Check your apps – a lot of them, even the legitimate ones, are full of spyware, which captures your data and shares it in the background without your knowledge. Before you download an app look at the permissions, it is requesting. If it is a calculator, for example, does it really need access to your contacts and photos? Checking that the permissions requested are only what is needed.
Passwords have been around for ages. We all use them, and reuse them. That we reuse them is part of the problem. If your password is compromised on one site, like Facebook, for example, and you have used the same password on other sites, attackers now have access to your profiles wherever you’ve used that password. This has become such a problem that many companies are reintroducing PINs as they believe they are more secure.

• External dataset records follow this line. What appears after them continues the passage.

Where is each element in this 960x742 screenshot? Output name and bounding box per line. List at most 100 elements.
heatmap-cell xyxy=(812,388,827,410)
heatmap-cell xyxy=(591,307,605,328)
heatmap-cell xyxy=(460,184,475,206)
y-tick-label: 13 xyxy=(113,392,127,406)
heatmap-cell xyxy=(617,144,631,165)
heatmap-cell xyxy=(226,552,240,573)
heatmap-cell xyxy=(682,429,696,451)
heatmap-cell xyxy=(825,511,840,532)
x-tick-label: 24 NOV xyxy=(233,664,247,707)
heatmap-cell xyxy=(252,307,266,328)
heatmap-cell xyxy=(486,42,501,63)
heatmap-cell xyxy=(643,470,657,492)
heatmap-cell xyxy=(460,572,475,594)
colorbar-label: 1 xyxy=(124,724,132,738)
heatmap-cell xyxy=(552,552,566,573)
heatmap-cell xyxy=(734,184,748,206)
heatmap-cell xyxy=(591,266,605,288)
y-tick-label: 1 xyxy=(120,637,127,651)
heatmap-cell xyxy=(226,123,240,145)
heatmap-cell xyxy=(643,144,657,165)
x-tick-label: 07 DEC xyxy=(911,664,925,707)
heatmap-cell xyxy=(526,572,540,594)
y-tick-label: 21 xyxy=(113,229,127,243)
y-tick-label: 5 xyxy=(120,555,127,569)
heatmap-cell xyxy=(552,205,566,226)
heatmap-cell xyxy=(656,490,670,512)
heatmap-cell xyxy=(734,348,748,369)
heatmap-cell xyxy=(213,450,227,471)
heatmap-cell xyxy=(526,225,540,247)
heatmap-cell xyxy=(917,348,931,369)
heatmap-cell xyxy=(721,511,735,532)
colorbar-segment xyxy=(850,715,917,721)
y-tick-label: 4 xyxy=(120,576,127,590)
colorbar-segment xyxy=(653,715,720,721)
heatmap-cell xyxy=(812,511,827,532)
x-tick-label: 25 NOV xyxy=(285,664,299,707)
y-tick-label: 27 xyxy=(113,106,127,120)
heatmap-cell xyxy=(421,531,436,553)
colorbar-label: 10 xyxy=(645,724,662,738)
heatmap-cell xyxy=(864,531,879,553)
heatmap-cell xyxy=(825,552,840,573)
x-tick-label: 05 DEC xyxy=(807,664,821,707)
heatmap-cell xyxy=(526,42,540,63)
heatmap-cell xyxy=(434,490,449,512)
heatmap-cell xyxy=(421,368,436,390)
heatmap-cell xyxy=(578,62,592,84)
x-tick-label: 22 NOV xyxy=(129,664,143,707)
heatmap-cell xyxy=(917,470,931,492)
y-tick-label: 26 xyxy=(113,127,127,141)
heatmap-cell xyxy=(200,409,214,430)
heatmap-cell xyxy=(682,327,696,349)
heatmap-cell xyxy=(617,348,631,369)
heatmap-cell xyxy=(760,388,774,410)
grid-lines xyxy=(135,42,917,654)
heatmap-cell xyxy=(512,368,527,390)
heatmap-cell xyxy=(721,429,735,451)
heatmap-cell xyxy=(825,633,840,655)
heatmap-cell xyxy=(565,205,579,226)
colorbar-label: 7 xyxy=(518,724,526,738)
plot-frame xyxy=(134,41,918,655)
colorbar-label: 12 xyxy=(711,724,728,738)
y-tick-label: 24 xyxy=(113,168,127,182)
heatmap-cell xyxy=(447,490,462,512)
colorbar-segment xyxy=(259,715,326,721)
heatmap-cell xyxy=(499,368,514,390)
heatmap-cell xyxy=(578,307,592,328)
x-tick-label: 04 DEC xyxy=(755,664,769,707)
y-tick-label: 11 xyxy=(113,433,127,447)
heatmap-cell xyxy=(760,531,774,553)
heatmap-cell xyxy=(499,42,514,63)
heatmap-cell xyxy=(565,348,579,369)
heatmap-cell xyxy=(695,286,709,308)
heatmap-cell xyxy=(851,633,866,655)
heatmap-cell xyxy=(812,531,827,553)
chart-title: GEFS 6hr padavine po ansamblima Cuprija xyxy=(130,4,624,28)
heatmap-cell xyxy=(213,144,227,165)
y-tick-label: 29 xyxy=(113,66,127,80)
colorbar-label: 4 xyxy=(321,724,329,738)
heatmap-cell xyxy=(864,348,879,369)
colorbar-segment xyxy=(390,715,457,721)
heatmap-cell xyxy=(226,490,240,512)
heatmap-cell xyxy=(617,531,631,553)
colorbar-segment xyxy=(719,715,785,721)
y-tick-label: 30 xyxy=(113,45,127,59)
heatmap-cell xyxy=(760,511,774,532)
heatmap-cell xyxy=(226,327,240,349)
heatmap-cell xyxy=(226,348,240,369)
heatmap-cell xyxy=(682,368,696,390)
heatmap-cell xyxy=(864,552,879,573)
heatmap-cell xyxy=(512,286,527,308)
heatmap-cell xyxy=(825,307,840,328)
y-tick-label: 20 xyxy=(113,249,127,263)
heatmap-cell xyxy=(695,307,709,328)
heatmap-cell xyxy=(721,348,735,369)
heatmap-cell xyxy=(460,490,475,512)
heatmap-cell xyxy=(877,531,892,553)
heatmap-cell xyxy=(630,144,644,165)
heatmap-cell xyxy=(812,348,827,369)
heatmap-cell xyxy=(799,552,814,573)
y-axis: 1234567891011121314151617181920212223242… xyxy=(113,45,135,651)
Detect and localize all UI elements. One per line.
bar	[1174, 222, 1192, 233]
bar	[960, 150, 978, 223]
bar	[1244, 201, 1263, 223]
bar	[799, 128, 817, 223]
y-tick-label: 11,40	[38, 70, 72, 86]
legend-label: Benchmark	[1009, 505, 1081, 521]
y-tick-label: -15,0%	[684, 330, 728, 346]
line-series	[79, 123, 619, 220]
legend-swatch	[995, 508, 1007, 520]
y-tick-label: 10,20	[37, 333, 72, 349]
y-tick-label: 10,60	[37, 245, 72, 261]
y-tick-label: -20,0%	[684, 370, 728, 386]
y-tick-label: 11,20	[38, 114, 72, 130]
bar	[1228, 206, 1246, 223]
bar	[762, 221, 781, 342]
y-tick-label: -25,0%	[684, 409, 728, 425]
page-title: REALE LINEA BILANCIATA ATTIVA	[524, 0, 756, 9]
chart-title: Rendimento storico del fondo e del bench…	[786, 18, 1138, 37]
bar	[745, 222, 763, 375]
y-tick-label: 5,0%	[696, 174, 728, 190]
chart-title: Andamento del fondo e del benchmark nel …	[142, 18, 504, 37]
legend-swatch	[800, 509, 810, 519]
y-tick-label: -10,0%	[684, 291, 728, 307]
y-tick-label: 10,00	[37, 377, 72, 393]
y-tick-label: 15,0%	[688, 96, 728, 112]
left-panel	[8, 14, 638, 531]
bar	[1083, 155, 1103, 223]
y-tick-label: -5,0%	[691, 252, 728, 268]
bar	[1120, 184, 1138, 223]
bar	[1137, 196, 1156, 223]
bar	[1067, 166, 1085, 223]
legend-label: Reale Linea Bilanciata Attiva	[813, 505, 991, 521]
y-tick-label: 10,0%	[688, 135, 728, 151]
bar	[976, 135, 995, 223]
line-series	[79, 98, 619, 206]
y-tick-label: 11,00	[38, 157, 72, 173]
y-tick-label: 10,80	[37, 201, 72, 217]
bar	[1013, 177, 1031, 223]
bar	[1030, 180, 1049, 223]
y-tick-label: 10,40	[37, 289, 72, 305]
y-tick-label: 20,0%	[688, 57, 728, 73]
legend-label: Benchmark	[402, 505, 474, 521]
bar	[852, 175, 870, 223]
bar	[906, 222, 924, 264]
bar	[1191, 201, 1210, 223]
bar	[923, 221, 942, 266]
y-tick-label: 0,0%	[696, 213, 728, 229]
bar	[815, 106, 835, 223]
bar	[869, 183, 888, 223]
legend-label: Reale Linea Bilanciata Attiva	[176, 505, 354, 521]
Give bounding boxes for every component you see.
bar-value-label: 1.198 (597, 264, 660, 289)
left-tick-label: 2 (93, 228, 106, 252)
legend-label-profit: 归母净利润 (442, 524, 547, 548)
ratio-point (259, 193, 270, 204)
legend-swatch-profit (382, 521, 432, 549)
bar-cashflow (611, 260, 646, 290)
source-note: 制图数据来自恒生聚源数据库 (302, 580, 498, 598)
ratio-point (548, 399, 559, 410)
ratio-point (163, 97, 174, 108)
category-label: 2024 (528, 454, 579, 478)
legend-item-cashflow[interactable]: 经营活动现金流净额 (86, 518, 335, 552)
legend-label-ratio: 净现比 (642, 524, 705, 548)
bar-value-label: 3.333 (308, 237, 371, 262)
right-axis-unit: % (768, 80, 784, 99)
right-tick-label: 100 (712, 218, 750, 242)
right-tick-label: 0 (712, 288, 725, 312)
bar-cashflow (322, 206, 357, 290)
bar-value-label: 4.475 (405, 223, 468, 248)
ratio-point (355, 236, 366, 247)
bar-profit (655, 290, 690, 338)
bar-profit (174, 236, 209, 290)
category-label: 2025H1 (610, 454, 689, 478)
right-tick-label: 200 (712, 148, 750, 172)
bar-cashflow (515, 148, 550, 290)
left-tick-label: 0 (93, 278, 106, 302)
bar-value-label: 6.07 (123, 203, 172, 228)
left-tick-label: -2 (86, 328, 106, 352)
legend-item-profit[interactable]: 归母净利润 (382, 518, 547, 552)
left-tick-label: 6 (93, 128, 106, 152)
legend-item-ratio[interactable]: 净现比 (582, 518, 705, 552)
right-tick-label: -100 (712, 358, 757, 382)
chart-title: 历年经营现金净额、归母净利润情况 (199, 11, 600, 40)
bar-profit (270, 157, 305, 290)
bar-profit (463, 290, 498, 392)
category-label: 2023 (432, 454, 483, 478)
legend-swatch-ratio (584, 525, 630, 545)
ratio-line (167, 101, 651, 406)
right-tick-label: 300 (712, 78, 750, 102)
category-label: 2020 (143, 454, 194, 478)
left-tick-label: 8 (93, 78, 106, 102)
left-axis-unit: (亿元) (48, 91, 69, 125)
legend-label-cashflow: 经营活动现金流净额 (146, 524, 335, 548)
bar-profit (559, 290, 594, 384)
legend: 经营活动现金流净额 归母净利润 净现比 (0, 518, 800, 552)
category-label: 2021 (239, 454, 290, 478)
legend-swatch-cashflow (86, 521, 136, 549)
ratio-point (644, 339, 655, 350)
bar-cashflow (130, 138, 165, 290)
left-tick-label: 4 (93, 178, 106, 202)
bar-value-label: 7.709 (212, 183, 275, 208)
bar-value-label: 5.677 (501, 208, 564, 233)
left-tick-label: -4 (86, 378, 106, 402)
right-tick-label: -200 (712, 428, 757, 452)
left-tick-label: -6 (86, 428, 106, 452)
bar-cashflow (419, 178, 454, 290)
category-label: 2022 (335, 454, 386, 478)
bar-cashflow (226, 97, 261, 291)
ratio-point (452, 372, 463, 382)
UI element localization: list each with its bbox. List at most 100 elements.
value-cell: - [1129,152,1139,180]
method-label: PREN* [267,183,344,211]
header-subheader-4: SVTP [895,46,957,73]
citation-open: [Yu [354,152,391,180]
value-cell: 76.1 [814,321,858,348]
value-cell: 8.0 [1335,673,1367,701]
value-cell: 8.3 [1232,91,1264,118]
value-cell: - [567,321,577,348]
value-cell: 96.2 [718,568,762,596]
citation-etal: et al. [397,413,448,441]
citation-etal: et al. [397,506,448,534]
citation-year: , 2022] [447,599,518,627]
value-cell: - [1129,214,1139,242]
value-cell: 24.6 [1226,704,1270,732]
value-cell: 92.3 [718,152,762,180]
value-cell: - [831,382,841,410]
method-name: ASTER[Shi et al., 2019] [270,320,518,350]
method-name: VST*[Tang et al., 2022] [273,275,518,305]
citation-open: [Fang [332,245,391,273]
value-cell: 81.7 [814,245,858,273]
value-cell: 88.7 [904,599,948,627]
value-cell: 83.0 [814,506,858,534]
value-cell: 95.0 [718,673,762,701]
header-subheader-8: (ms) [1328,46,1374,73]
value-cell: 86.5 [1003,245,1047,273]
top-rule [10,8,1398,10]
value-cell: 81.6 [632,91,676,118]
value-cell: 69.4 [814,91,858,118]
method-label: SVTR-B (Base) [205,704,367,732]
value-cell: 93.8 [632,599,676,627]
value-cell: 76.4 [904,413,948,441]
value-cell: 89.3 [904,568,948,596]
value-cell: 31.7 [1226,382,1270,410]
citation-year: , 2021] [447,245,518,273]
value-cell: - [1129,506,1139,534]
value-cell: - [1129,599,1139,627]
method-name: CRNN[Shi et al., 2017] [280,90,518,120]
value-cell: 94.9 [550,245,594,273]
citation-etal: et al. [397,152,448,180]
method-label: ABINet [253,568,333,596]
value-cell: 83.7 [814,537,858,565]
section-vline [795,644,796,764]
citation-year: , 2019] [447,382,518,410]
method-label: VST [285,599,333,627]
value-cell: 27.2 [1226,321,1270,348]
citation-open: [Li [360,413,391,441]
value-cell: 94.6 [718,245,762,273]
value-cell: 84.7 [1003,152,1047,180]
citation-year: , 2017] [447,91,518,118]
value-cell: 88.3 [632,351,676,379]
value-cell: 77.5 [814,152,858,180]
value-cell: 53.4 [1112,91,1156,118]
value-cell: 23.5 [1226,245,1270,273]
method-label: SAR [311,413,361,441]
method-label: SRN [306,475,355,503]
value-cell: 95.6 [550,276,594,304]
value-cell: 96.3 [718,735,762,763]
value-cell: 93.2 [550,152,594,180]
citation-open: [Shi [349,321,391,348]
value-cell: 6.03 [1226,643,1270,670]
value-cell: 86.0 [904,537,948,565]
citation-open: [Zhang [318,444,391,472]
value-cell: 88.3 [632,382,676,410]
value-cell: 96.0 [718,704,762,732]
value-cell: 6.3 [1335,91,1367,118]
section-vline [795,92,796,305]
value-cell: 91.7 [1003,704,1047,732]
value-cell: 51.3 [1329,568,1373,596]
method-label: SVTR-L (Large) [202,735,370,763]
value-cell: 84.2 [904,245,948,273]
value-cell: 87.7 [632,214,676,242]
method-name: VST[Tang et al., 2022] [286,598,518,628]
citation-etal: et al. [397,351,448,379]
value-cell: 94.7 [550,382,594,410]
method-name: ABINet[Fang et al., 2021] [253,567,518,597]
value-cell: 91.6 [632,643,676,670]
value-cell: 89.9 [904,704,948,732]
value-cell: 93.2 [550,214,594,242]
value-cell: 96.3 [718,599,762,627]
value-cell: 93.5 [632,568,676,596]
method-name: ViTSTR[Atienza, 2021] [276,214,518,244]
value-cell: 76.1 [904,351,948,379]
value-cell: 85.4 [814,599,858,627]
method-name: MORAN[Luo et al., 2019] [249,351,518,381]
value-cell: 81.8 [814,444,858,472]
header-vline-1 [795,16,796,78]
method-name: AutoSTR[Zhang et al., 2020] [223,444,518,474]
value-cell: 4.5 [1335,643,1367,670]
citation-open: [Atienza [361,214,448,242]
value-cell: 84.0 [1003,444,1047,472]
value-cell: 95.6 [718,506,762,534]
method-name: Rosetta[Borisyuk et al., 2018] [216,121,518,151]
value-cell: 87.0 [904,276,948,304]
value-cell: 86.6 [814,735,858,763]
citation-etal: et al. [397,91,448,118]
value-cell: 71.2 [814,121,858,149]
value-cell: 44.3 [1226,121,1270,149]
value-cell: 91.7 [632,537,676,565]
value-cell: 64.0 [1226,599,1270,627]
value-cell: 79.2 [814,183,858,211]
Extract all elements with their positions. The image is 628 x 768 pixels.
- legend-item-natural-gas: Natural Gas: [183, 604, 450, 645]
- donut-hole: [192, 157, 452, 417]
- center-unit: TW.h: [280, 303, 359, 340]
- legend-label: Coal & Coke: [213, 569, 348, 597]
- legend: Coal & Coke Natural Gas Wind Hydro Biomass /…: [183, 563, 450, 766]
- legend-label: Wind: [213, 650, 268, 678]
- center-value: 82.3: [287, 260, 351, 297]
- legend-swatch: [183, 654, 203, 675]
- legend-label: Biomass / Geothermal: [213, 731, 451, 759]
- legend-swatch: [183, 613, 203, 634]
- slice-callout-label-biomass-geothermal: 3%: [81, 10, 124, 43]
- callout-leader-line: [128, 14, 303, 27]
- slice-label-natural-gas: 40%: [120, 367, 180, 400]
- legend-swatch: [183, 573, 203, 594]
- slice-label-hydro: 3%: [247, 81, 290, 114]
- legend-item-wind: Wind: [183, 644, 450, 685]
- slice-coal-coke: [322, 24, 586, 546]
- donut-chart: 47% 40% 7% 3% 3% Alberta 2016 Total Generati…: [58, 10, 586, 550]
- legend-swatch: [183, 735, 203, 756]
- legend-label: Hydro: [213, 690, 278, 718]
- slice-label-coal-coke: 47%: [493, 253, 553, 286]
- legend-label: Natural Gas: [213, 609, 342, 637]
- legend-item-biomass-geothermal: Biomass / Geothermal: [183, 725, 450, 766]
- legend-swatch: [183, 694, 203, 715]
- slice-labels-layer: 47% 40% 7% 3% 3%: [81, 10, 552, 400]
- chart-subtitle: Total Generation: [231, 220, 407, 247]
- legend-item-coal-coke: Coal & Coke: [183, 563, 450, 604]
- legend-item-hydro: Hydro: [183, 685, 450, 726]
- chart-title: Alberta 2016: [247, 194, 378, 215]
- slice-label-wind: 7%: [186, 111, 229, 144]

If you battle to remember a long line of random numbers, or numbers and letters (and who doesn’t?), you might find a passphrase easier. A passphrase can be a favorite line from a movie or book. Not something obvious like ‘Luke, I am your father’, but something that appealed to you and hasn’t made its way into pop culture history. Make the phrase more secure by swapping letters for numbers. For example, ‘Troy fell’ can become Tr0y f2ll. There are millions of books and movies so you can use a different phrase for each account you have.
4) Public and private Wi-Fi
If you can rather avoid using public Wi-Fi, it may be convenient but there is no way to be sure if it’s safe. On a public Wi-Fi network you have no idea if you connecting to someone else’s computer who is harvesting your information with each click and keystroke.
When it comes to your private, home Wi-Fi make sure you give your router a proper password. Many people take the router out the box, set it up and leave the username and password set to admin. Likewise, don’t call it Joe’s router, everyone in your street will be able to see it, and know it’s yours. Rather give it an obscure name, and change the username and password to something specific, and not easy to guess.
5) Be aware of social engineering
Social engineering is on the rise. This is the art of using normal conversation to manipulate people into giving up information on themselves or their companies that hackers can use to access personal and valuable data and systems. Social engineering is a very low tech form of a security attack. In fact, that doesn’t involve any technology at all. It involves someone else who’s trying to gain access by using social engineering techniques.
You never know exactly what the bad guys are going to come up with next. They’re always using different stories and different ideas to try to gain information from you, using these social engineering techniques.
The bad guys use phishing emails or face to face or telephone conversations, pretending to be a customer or a person wanting to do business with you to extract information they can use. If you get calls like this, take it to your IT team, who can investigate who they are talking to and why they need that specific information.